Tivemos [...] no instagram da Flique, uma conversa sobre o que distingue a crônica do conto. Eu e o contista e romancista Ronaldo Wrobel bem que tentamos demarcar fronteiras, afiar as arestas, criar um chequiliste que nos garantisse que nunca mais haveríamos de ler coelho por lebre. Mas terminamos negando as aparências, disfarçando as evidências e reconhecendo que não dá pra viver fingindo que haja alguma fórmula para discernir uma coisa da outra.
Na crônica, o foco é o ponto de vista. No conto, é a ação.
O conto exige criatividade. A crônica exige o poder de observação.
Sim, mas não.
Há contos em que o grande personagem é o narrador e tudo o mais está condicionado à sua subjetividade.
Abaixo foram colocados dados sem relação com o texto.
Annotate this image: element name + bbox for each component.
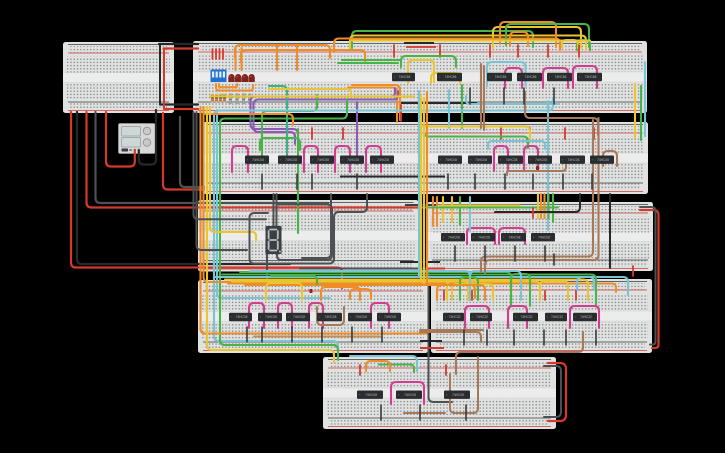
svg-text:74HC86: 74HC86 xyxy=(555,75,567,79)
svg-text:74HC08: 74HC08 xyxy=(325,315,337,319)
svg-text:74HC08: 74HC08 xyxy=(252,158,264,162)
svg-text:74HC08: 74HC08 xyxy=(452,393,464,397)
svg-text:74HC08: 74HC08 xyxy=(506,158,518,162)
svg-text:74HC32: 74HC32 xyxy=(580,315,592,319)
svg-text:74HC08: 74HC08 xyxy=(384,315,396,319)
svg-text:74HC08: 74HC08 xyxy=(535,158,547,162)
svg-text:74HC08: 74HC08 xyxy=(448,235,460,239)
svg-text:74HC86: 74HC86 xyxy=(585,75,597,79)
svg-text:74HC08: 74HC08 xyxy=(445,158,457,162)
svg-text:74HC08: 74HC08 xyxy=(236,315,248,319)
svg-text:74HC08: 74HC08 xyxy=(347,158,359,162)
svg-text:74HC08: 74HC08 xyxy=(285,158,297,162)
svg-text:74HC08: 74HC08 xyxy=(538,235,550,239)
svg-text:74HC08: 74HC08 xyxy=(317,158,329,162)
svg-text:74HC08: 74HC08 xyxy=(377,158,389,162)
svg-text:74HC08: 74HC08 xyxy=(597,158,609,162)
svg-text:74HC86: 74HC86 xyxy=(495,75,507,79)
svg-text:74HC32: 74HC32 xyxy=(476,315,488,319)
svg-text:74HC32: 74HC32 xyxy=(449,315,461,319)
svg-text:74HC32: 74HC32 xyxy=(521,315,533,319)
svg-text:74HC08: 74HC08 xyxy=(568,158,580,162)
svg-text:74HC08: 74HC08 xyxy=(365,393,377,397)
svg-text:74HC86: 74HC86 xyxy=(525,75,537,79)
svg-text:74HC08: 74HC08 xyxy=(475,158,487,162)
svg-text:74HC08: 74HC08 xyxy=(265,315,277,319)
svg-text:74HC08: 74HC08 xyxy=(404,393,416,397)
svg-text:74HC08: 74HC08 xyxy=(355,315,367,319)
svg-text:74HC08: 74HC08 xyxy=(509,235,521,239)
svg-text:74HC08: 74HC08 xyxy=(293,315,305,319)
svg-text:74HC32: 74HC32 xyxy=(551,315,563,319)
svg-text:74HC86: 74HC86 xyxy=(445,75,457,79)
svg-text:74HC86: 74HC86 xyxy=(399,75,411,79)
svg-text:74HC08: 74HC08 xyxy=(478,235,490,239)
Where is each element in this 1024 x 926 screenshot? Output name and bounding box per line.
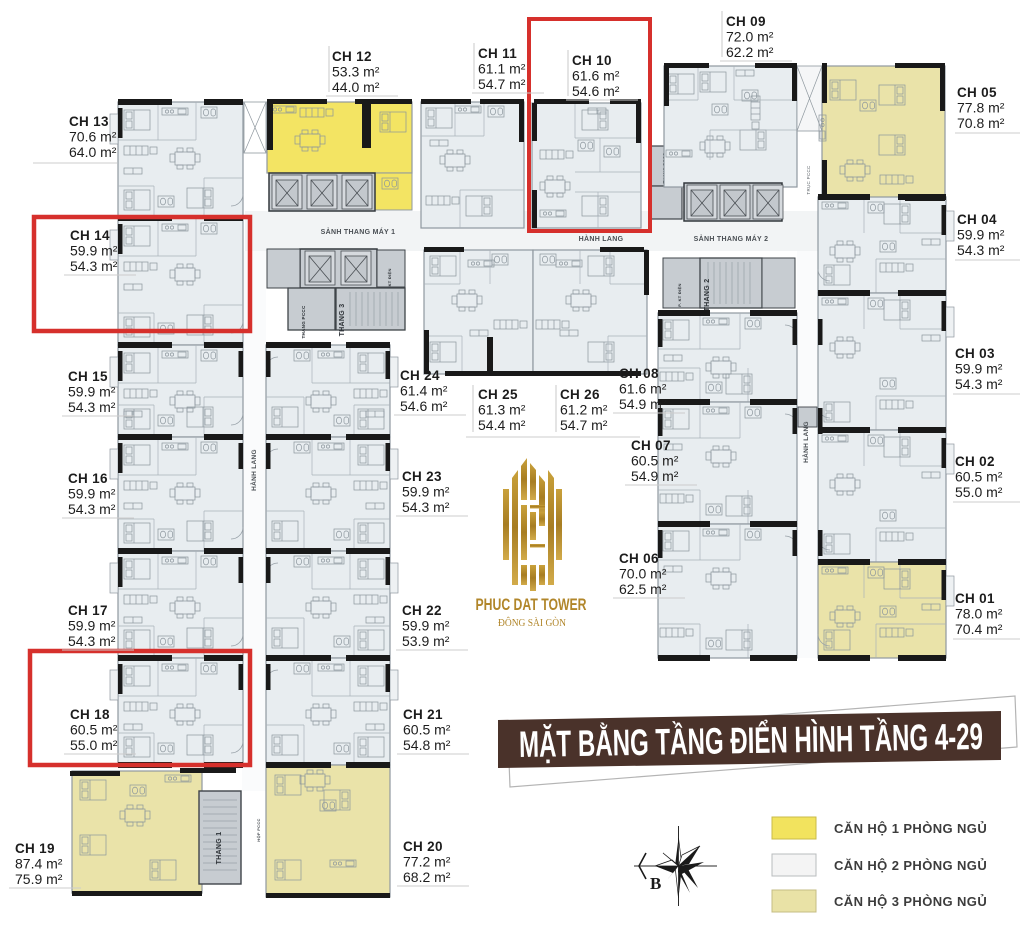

Há crônicas em que o grande charme é como o autor conduz a ação, e o quanto existe ali de criatividade.
O conto estaria ligado à alta literatura, ao livro.
Se o romance é uma luta que se vence por pontos, no conto a vitória se dá por nocaute (não me parabenizem: a frase é do [Julio] Cortázar, autor de um conto fascinante, Casa Tomada). Nessa metáfora, a crônica seria, talvez, o anúncio do Ron Montilla, entre uma ida às cordas e outra. E estaria ligada ao jornal – que no dia seguinte ao da compra não vai para a estante ou para a mesinha de cabeceira, mas para a gaiola do porquinho da índia.
Porque a crônica é o rés do chão (quem disse não fui eu, foi o Antônio Cândido). A crônica é subliteratura que o cronista usa para desabafar perante os leitores (não me apedrejem: o autor dessa provocação foi o Rubem Braga, autor de Ao respeitável público, uma crônica desconcertante).
Terminamos a laive e me deu vontade de escrever contos. De não me ver mais, na segunda-feira, jogado no chão do corredor, diante das portas fechadas, ou todo dia nas páginas de um feicebuque, entre feiquenils e gatos de glíter, compartilhado por quem acha que o texto fica melhor sem o meu nome. Quis (vaidade das vaidades) me imaginar embalado no capricho pela Argumentos e Travessas.
Enchi um pote de granola, abacaxi e maracujá (ontem foi dia de mercado, a geladeira estava alegrinha que nem vira-lata em churrasco) e comecei:
«Era um homem que sabia escolher maracujás.»
Isso daria um conto fantástico (não fantástico de “fantástico”, mas de sobrenatural mesmo; imagine, um homem que soubesse escolher maracujá!).
A segunda frase não veio. Tudo bem, podia ser um microconto.
Tentei outro ponto de partida:
«Era um supermercado em que o repositor de produtos dava preferência ao cliente.»
Não. Inverossímil demais.
Foi-se o pote de granola e, com ele, o sonho de cruzar a barreira (inexistente) entre os gêneros literários, deixar de ser cronista e me tornar contista.
Talvez incorpore a sugestão dada pelo Ronaldo: abandonar essas definições acadêmicas e partir para o cronto.
Pode ser que assim consiga escrever, despretensiosamente, sobre a ida ao mercado, o enigma que é um maracujá, a bênção que seria para os repositores de mercadoria se não houvesse clientes atrapalhando. Mas isso viraria, certamente, uma côntica.